Mark Molesworth, a tax partner at global consultancy BDO, adds: “An adviser’s intention cannot be imputed to the client unless the client knows of that intention. That is contrary to the ATO’s recently finalised guidance.”

Molesworth says the ATO will need to “rethink and redraft” recently issued guidance on section 100A.

He says: “Unfortunately there is no clear guidance available to trustees concerning the application of the anti-avoidance provisions to the discretionary distributions. Ordinary Australian taxpayers who use discretionary trusts need clearer guidelines on what is acceptable and what is not.”

In Bblood, the ATO successfully argued that section 100A applied because the trust’s structure was too complex to be explainable as “an ordinary commercial or family dealing”. The case is under appeal.

The ATO declined to comment on both cases. But the federal government has provided additional funding for the ATO to extend its tax avoidance taskforce to scrutinise wealthy individuals and private groups for tax avoidance and non-compliance.

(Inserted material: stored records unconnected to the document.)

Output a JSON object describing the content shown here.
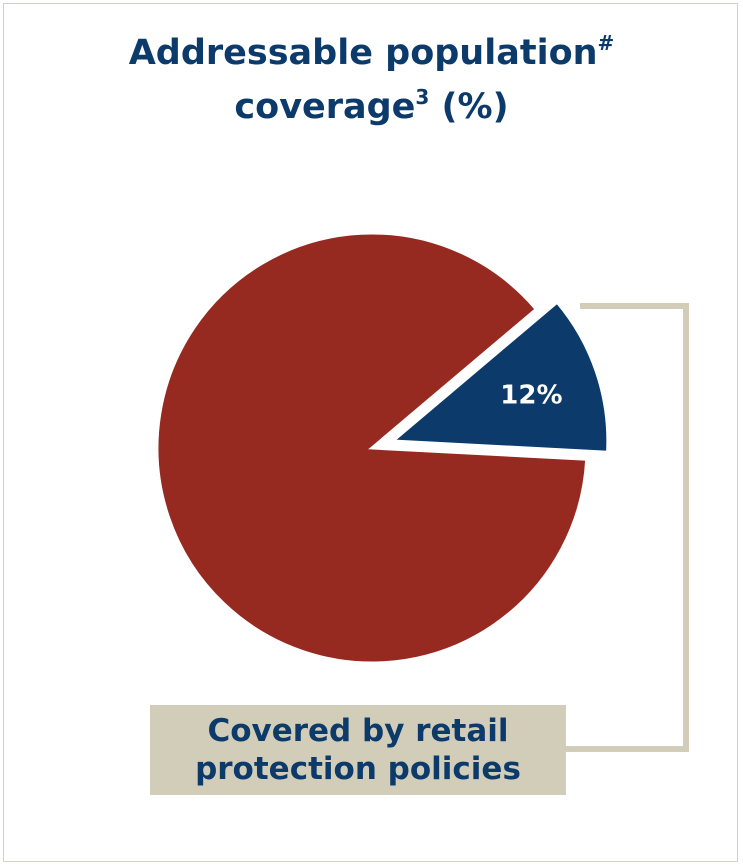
{
  "title": {
    "line1": "Addressable population",
    "line1_sup": "#",
    "line2": "coverage",
    "line2_sup": "3",
    "line2_suffix": " (%)"
  },
  "colors": {
    "covered": "#0b3a6b",
    "remainder": "#962a20",
    "bracket": "#d2cdb8",
    "title": "#0b3a6b"
  },
  "chart_data": {
    "type": "pie",
    "title": "Addressable population# coverage3 (%)",
    "slices": [
      {
        "label": "12%",
        "value": 12,
        "exploded": true
      },
      {
        "label": "",
        "value": 88,
        "exploded": false
      }
    ],
    "annotation": "Covered by retail protection policies"
  },
  "annotation": {
    "line1": "Covered by retail",
    "line2": "protection policies"
  }
}
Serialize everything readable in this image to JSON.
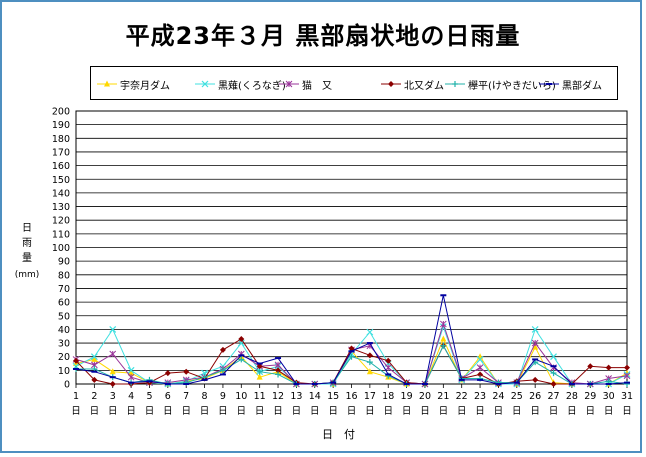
{
  "chart_data": {
    "type": "line",
    "title": "平成23年３月 黒部扇状地の日雨量",
    "xlabel": "日　付",
    "ylabel": "日雨量(mm)",
    "ylabel_chars": [
      "日",
      "雨",
      "量",
      "(mm)"
    ],
    "ylim": [
      0,
      200
    ],
    "ytick_step": 10,
    "grid": true,
    "legend_position": "top",
    "x": [
      1,
      2,
      3,
      4,
      5,
      6,
      7,
      8,
      9,
      10,
      11,
      12,
      13,
      14,
      15,
      16,
      17,
      18,
      19,
      20,
      21,
      22,
      23,
      24,
      25,
      26,
      27,
      28,
      29,
      30,
      31
    ],
    "x_unit_label": "日",
    "series": [
      {
        "name": "宇奈月ダム",
        "color": "#ffd800",
        "marker": "triangle",
        "values": [
          15,
          18,
          9,
          8,
          1,
          0,
          2,
          4,
          10,
          20,
          5,
          9,
          0,
          0,
          0,
          24,
          9,
          5,
          0,
          0,
          33,
          3,
          20,
          0,
          0,
          27,
          1,
          0,
          0,
          0,
          8
        ]
      },
      {
        "name": "黒薙(くろなぎ)",
        "color": "#40e0e0",
        "marker": "x",
        "values": [
          13,
          20,
          40,
          10,
          1,
          0,
          2,
          8,
          13,
          30,
          9,
          13,
          0,
          0,
          0,
          22,
          38,
          15,
          1,
          0,
          42,
          3,
          18,
          0,
          0,
          40,
          20,
          0,
          0,
          0,
          7
        ]
      },
      {
        "name": "猫　又",
        "color": "#993399",
        "marker": "asterisk",
        "values": [
          18,
          14,
          22,
          5,
          1,
          1,
          3,
          5,
          11,
          22,
          13,
          14,
          0,
          0,
          1,
          25,
          28,
          12,
          1,
          0,
          44,
          4,
          12,
          1,
          1,
          30,
          12,
          1,
          0,
          4,
          6
        ]
      },
      {
        "name": "北又ダム",
        "color": "#8b0000",
        "marker": "diamond",
        "values": [
          17,
          3,
          0,
          0,
          1,
          8,
          9,
          4,
          25,
          33,
          13,
          10,
          1,
          0,
          1,
          26,
          21,
          17,
          1,
          0,
          28,
          4,
          7,
          0,
          2,
          3,
          0,
          0,
          13,
          12,
          12
        ]
      },
      {
        "name": "欅平(けやきだいら)",
        "color": "#20b2aa",
        "marker": "plus",
        "values": [
          11,
          11,
          5,
          1,
          3,
          0,
          1,
          5,
          10,
          18,
          9,
          7,
          0,
          0,
          1,
          20,
          16,
          6,
          0,
          0,
          28,
          4,
          4,
          1,
          1,
          16,
          8,
          0,
          0,
          2,
          0
        ]
      },
      {
        "name": "黒部ダム",
        "color": "#0000a0",
        "marker": "dash",
        "values": [
          11,
          9,
          5,
          1,
          2,
          0,
          0,
          3,
          7,
          21,
          15,
          19,
          0,
          0,
          1,
          24,
          30,
          7,
          0,
          0,
          65,
          3,
          3,
          0,
          1,
          18,
          13,
          0,
          0,
          0,
          1
        ]
      }
    ]
  }
}
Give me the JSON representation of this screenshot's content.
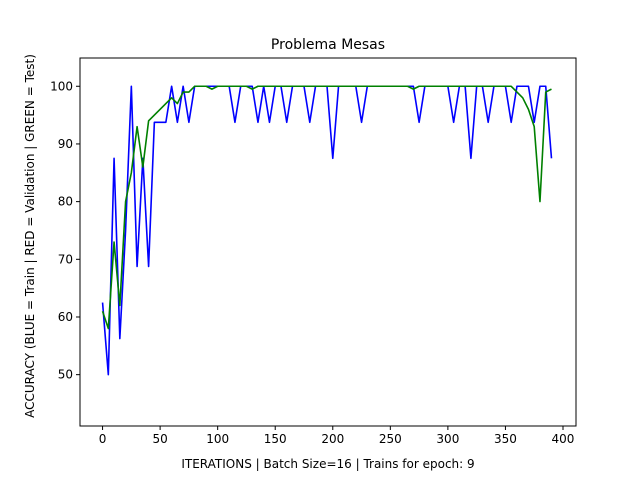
{
  "chart_data": {
    "type": "line",
    "title": "Problema Mesas",
    "xlabel": "ITERATIONS | Batch Size=16 | Trains for epoch: 9",
    "ylabel": "ACCURACY (BLUE = Train | RED = Validation | GREEN = Test)",
    "x": [
      0,
      5,
      10,
      15,
      20,
      25,
      30,
      35,
      40,
      45,
      50,
      55,
      60,
      65,
      70,
      75,
      80,
      85,
      90,
      95,
      100,
      105,
      110,
      115,
      120,
      125,
      130,
      135,
      140,
      145,
      150,
      155,
      160,
      165,
      170,
      175,
      180,
      185,
      190,
      195,
      200,
      205,
      210,
      215,
      220,
      225,
      230,
      235,
      240,
      245,
      250,
      255,
      260,
      265,
      270,
      275,
      280,
      285,
      290,
      295,
      300,
      305,
      310,
      315,
      320,
      325,
      330,
      335,
      340,
      345,
      350,
      355,
      360,
      365,
      370,
      375,
      380,
      385,
      390
    ],
    "series": [
      {
        "name": "Train",
        "color": "#0000ff",
        "values": [
          62.5,
          50,
          87.5,
          56.25,
          75,
          100,
          68.75,
          87.5,
          68.75,
          93.75,
          93.75,
          93.75,
          100,
          93.75,
          100,
          93.75,
          100,
          100,
          100,
          100,
          100,
          100,
          100,
          93.75,
          100,
          100,
          100,
          93.75,
          100,
          93.75,
          100,
          100,
          93.75,
          100,
          100,
          100,
          93.75,
          100,
          100,
          100,
          87.5,
          100,
          100,
          100,
          100,
          93.75,
          100,
          100,
          100,
          100,
          100,
          100,
          100,
          100,
          100,
          93.75,
          100,
          100,
          100,
          100,
          100,
          93.75,
          100,
          100,
          87.5,
          100,
          100,
          93.75,
          100,
          100,
          100,
          93.75,
          100,
          100,
          100,
          93.75,
          100,
          100,
          87.5
        ]
      },
      {
        "name": "Test",
        "color": "#008000",
        "values": [
          61,
          58,
          73,
          62,
          80,
          85,
          93,
          86,
          94,
          95,
          96,
          97,
          98,
          97,
          99,
          99,
          100,
          100,
          100,
          99.5,
          100,
          100,
          100,
          100,
          100,
          100,
          99.5,
          100,
          100,
          100,
          100,
          100,
          100,
          100,
          100,
          100,
          100,
          100,
          100,
          100,
          100,
          100,
          100,
          100,
          100,
          100,
          100,
          100,
          100,
          100,
          100,
          100,
          100,
          100,
          99.5,
          100,
          100,
          100,
          100,
          100,
          100,
          100,
          100,
          100,
          100,
          100,
          100,
          100,
          100,
          100,
          100,
          100,
          99,
          98,
          96,
          93,
          80,
          99,
          99.5
        ]
      }
    ],
    "xlim": [
      -19.6,
      411.3
    ],
    "ylim": [
      41.1,
      104.9
    ],
    "xticks": [
      0,
      50,
      100,
      150,
      200,
      250,
      300,
      350,
      400
    ],
    "yticks": [
      50,
      60,
      70,
      80,
      90,
      100
    ]
  }
}
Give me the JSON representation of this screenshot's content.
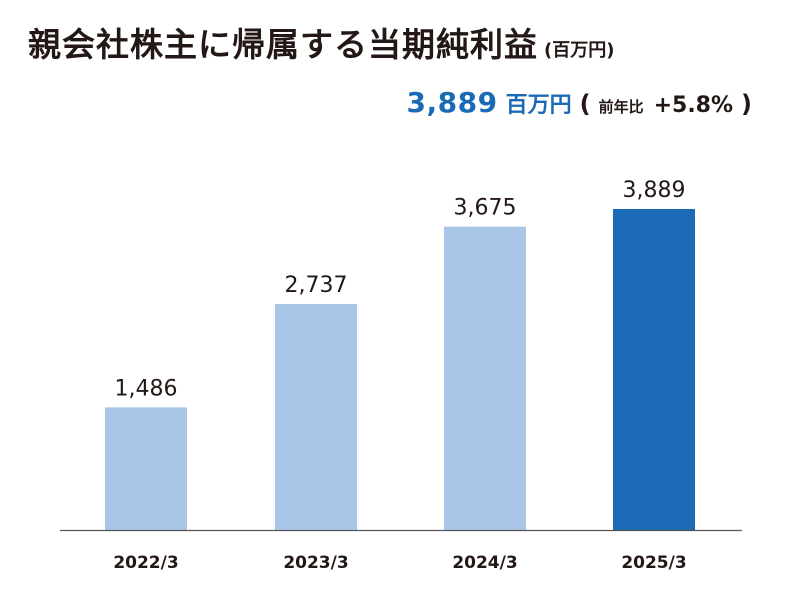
{
  "header": {
    "title": "親会社株主に帰属する当期純利益",
    "unit": "(百万円)"
  },
  "summary": {
    "value": "3,889",
    "unit": "百万円",
    "open_paren": "(",
    "yoy_label": "前年比",
    "yoy_value": "+5.8%",
    "close_paren": ")"
  },
  "colors": {
    "past_bar": "#a9c6e8",
    "current_bar": "#1b6ab5",
    "axis": "#555555",
    "accent_text": "#1b6ab5"
  },
  "chart_data": {
    "type": "bar",
    "title": "親会社株主に帰属する当期純利益",
    "unit": "百万円",
    "categories": [
      "2022/3",
      "2023/3",
      "2024/3",
      "2025/3"
    ],
    "values": [
      1486,
      2737,
      3675,
      3889
    ],
    "value_labels": [
      "1,486",
      "2,737",
      "3,675",
      "3,889"
    ],
    "highlight_index": 3,
    "xlabel": "",
    "ylabel": "",
    "ylim": [
      0,
      4000
    ],
    "grid": false,
    "legend": "none"
  }
}
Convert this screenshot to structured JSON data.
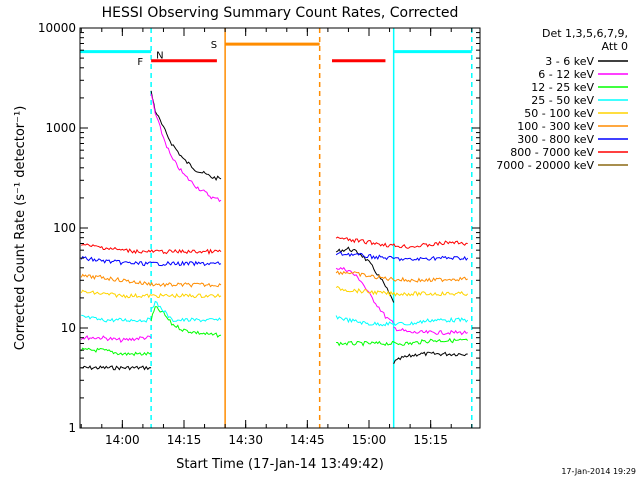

Tax investigators can dive deep into a trust’s payments as far back as necessary, rather than being restricted by the current limit of two or four years.

Trusts are popular with families wanting tax-effective structures to hold and manage their assets, including small businesses. They can be set up by a person or couple, who are usually the trustees, to hold assets for their children and other descendants.

The growing use of trusts for estate planning also came under recent court review.

The third high-profile case involves the role of trustees in popular family trusts after a landmark decision found that a trustee of a $23 million fund set up by ageing parents had failed to show “real and genuine consideration for two of their children”. The decision challenged what trustees should consider when making distributions, how they communicate that decision to beneficiaries and possible avenues for aggrieved beneficiaries to challenge their decisions.

Tax specialists claim the lessons for trustees from the most recent cases include:

  • “Anything very complex where some steps are not explainable as ordinary is a problem,” says Bobbin, who is a member of the Society of Trust and Estate Practitioners. “Trusts are not and never have been ‘the problem’ in tax – it is the use of these by a small minority that is giving trusts a tax-bad name.”
  • “Beware of the professional who gets excited by the tax planning – their purpose may become the problem that the ATO relies upon,” adds Bobbin.
  • Anti-avoidance section 100A cases are fought and won on the facts and evidence. Courts will examine the evidence forensically, including documents and advice prepared a long time ago, says Hinoporos. Different facts may lead to different outcomes, he says.